Anni dopo uno dei protagonisti della nostra storia, Giacomo Morgante, non esattamente un passante, avendo rivestito le massime cariche in questo sistema dalla sua creazione sino alla metà degli anni Duemila, chioserà così sulla questione trattata, in una drammatica udienza tenutasi presso il Tribunale di Avezzano, il giorno 11 novembre 2014:

[…] Il Cam che fino al 2004 aveva un patrimonio inattivo […] aveva 800.000 euro di patrimonio attivo[…] Dopo il 2005 ha accumulato 75.000.000 di debito. Io mi ero opposto all’assalto alla diligenza. Siccome non c’ero riuscito e mi volevano mandare in galera mi sono dovuto dimettere. Quindi se sono un po’ accaldato, se ogni tanto… avete capito. Comunque, per preparare la campagna elettorale alle regionali si chiede di fare assunzioni, a tutto spiano. Il Cam aveva 90 dipendenti, oggi ne ha 170. Le funzioni che faceva quando io ero direttore generale erano un po’ di più delle funzioni che fanno adesso che sono 60 dipendenti in più, il servizio era migliore, ma va bene, anche questo ci può stare. Però bisognava assumere ancora personale, allora che ci inventiamo? Il recupero delle utenze sommerse. Noi avevamo istituito la RET […] Avevamo pensato di fare una società finanziaria che potesse riscuotere […]

[…] Allora 70 persone le assumiamo al Cam, di cui una ventina li diamo ai comuni che danno fastidio e 50 me li prendo io Gianfranco Tedeschi. 30 li assumiamo alla RET, 5 li diamo a qualche Sindaco amico che fa parte della RET e il resto me lo prendo io. Questa è storia. Se poi queste cose non sono sfociate in processi non è colpa mia. Io li ho denunciati, c’ho messo la firma. E sono stato denunciato per calunnia, però sono stato assolto. Guarda tu? […]
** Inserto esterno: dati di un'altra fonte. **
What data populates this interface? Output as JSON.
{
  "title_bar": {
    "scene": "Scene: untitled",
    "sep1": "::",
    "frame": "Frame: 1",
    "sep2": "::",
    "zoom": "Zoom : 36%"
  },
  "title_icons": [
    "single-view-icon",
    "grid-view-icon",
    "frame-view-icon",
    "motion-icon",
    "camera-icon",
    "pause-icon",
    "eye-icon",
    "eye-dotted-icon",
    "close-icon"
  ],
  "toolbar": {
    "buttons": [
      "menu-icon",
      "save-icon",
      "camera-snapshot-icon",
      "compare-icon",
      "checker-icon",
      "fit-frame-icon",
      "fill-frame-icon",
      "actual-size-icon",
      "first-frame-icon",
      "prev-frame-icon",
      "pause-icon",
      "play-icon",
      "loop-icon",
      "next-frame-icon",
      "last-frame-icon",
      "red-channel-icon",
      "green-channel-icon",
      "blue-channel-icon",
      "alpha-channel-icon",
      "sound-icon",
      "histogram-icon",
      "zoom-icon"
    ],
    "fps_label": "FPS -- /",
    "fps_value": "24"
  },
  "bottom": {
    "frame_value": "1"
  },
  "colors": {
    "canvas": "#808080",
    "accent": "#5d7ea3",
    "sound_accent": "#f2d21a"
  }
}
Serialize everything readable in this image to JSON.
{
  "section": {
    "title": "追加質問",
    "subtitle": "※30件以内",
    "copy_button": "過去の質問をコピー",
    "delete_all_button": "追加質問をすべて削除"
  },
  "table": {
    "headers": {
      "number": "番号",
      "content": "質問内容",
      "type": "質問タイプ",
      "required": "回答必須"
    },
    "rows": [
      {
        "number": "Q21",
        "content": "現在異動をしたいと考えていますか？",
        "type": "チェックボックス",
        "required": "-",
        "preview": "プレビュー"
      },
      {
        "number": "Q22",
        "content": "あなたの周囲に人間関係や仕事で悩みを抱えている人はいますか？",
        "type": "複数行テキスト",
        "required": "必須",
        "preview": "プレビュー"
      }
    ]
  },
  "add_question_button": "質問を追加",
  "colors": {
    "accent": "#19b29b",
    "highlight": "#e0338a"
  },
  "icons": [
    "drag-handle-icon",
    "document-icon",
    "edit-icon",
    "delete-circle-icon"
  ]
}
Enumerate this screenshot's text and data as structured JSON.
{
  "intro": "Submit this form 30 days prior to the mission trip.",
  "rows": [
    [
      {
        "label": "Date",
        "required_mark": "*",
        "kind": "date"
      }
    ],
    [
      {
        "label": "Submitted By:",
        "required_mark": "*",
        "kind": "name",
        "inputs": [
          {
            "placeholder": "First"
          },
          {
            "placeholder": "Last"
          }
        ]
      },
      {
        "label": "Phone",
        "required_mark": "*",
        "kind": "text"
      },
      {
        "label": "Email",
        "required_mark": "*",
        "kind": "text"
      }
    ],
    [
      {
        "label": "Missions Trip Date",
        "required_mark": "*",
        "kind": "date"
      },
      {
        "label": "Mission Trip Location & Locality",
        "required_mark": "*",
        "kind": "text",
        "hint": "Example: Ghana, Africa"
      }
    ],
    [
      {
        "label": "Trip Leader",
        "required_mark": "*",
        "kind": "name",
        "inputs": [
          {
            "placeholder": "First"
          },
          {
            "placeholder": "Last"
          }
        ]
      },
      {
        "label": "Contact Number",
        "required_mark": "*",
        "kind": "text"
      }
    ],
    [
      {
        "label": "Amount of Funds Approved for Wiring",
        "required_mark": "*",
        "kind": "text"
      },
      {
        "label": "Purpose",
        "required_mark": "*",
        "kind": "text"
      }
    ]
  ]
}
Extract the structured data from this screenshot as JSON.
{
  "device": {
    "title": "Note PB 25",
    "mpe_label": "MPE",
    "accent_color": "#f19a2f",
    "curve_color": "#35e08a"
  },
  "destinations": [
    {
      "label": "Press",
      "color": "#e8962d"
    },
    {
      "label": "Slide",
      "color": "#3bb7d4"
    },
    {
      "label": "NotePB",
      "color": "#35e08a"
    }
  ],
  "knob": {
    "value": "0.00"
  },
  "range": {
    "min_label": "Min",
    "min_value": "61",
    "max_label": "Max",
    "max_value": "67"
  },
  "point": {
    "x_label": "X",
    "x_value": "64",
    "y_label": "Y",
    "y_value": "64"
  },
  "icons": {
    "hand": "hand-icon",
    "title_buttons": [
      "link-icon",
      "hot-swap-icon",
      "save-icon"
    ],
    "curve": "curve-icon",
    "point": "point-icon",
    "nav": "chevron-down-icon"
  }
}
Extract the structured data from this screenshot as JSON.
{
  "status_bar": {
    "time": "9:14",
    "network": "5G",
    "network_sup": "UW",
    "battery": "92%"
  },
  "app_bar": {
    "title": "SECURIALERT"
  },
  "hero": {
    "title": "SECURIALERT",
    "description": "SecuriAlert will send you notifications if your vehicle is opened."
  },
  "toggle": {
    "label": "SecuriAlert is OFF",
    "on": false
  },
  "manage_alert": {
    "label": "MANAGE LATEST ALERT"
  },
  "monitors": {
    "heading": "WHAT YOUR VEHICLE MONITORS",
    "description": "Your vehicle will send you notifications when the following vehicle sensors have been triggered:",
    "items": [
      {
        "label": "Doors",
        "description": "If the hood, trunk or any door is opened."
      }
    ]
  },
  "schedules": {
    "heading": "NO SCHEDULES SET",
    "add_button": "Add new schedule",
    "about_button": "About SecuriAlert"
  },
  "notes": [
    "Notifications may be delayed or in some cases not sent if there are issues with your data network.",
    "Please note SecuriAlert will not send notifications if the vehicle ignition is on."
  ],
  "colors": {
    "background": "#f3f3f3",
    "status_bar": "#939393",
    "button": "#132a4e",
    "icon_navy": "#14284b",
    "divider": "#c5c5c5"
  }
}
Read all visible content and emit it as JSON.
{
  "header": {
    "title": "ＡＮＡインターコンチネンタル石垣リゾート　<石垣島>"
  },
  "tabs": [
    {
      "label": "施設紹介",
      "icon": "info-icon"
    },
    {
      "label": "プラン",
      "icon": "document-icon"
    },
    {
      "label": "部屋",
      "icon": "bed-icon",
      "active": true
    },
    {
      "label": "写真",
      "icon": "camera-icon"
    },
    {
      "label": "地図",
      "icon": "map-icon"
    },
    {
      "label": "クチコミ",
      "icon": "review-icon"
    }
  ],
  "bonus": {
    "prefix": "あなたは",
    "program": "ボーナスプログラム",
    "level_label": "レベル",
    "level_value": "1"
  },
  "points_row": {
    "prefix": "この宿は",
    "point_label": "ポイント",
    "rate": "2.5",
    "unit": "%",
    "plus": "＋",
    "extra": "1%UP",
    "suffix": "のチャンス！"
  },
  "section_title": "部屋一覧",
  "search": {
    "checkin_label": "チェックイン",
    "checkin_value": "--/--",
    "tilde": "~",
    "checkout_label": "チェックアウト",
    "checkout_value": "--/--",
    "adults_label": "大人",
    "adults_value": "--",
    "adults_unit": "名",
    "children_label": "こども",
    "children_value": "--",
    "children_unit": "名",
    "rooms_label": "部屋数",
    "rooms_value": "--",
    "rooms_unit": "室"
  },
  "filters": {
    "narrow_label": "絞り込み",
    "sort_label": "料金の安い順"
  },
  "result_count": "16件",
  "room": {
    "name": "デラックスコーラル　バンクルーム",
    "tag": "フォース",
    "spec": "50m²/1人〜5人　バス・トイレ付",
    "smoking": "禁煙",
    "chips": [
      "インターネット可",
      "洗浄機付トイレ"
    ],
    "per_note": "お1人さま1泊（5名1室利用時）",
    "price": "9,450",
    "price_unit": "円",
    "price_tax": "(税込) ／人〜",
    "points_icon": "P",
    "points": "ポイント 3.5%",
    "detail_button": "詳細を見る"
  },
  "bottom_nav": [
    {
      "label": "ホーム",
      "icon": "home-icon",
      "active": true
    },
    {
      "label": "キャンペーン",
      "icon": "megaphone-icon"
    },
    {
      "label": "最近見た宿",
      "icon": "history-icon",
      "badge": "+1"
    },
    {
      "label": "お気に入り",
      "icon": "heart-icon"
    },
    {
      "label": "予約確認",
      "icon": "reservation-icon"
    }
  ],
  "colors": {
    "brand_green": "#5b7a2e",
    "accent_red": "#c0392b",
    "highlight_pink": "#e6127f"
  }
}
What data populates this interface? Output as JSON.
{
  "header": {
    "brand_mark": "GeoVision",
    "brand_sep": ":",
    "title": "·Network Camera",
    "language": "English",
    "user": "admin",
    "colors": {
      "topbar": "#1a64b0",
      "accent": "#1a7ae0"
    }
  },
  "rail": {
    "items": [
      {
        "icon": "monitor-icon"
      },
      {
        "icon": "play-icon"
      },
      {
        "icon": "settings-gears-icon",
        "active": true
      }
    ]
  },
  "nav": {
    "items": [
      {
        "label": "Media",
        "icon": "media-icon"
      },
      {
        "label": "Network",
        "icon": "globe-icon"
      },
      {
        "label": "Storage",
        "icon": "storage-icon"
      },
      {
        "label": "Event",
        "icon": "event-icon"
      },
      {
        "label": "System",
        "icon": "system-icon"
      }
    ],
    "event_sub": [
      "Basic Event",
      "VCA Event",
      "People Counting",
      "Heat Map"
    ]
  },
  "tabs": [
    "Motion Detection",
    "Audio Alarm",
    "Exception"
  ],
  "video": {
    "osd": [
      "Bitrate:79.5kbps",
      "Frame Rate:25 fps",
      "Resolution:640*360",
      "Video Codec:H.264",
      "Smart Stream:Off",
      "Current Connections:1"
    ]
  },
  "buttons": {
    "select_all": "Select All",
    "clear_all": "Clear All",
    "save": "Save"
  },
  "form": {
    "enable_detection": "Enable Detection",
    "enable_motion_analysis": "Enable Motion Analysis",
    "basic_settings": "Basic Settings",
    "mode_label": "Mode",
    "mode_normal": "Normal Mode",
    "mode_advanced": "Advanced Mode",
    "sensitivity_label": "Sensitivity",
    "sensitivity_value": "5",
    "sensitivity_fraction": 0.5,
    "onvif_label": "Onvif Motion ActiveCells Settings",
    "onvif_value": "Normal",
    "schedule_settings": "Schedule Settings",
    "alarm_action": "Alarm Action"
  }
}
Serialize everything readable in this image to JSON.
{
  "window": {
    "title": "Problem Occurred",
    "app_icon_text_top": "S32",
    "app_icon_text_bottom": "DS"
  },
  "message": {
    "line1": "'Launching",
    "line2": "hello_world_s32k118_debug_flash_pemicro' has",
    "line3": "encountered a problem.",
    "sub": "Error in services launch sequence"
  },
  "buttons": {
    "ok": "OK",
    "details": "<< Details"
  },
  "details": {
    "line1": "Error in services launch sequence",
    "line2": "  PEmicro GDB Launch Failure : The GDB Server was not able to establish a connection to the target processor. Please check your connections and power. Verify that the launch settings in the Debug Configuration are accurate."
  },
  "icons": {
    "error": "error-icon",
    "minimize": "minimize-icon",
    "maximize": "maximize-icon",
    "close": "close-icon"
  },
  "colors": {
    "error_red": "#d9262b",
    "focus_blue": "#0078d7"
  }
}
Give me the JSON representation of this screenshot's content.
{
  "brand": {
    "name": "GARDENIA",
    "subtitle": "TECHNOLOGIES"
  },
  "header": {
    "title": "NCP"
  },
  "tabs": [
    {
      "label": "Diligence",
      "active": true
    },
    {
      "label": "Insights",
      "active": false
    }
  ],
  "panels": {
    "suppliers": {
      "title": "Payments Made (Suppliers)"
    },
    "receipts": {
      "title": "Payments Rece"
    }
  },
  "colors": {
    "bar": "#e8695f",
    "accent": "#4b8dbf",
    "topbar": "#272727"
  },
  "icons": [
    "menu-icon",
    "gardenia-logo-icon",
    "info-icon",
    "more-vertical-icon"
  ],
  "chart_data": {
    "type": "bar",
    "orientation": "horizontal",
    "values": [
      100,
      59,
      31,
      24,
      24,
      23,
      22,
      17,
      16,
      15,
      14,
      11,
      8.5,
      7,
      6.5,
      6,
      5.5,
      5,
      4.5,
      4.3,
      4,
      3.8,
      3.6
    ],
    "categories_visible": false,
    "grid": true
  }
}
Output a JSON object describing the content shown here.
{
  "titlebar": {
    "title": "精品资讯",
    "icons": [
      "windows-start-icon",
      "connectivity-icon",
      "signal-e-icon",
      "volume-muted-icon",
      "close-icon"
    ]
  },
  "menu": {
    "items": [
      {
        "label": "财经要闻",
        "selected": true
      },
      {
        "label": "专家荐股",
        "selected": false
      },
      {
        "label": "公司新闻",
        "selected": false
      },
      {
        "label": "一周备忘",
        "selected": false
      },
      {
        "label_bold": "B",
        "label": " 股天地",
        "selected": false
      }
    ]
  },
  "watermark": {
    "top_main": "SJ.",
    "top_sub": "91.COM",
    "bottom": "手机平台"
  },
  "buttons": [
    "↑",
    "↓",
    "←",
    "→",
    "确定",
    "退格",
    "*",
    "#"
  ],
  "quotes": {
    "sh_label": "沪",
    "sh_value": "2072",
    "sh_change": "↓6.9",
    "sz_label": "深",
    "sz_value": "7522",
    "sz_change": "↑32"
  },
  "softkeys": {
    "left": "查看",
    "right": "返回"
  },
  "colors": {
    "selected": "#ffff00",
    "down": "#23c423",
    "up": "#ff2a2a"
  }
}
Queste cose, proferite dal popolare Giacomone Morgante (che mai si dolse per l’accrescitivo del nome) in un’aula di tribunale, nell’evidente imbarazzo di quasi tutti i presenti, ivi compreso il rappresentante della locale Procura, e che noi trascriviamo nell’intento di indurre alla riflessione su un sistema, sono (erano) vere? O frutto di mero risentimento?

Nel mentre un silenzio sempre più inquietante avvolge tutta la questione concordato (con tanti saluti all’operazione verità di taluni) quel che ci sentiamo modestamente di asserire è che la nostra azione collettiva deve essere tesa a realizzare un nuovo sistema, dove tutti i virgolettati sopra riportati non solo non abbiano ragione di esistere ma non sia neppure possibile concepirli per eventualmente infangare. Un sistema che dovrà essere e apparire come la moglie di Cesare.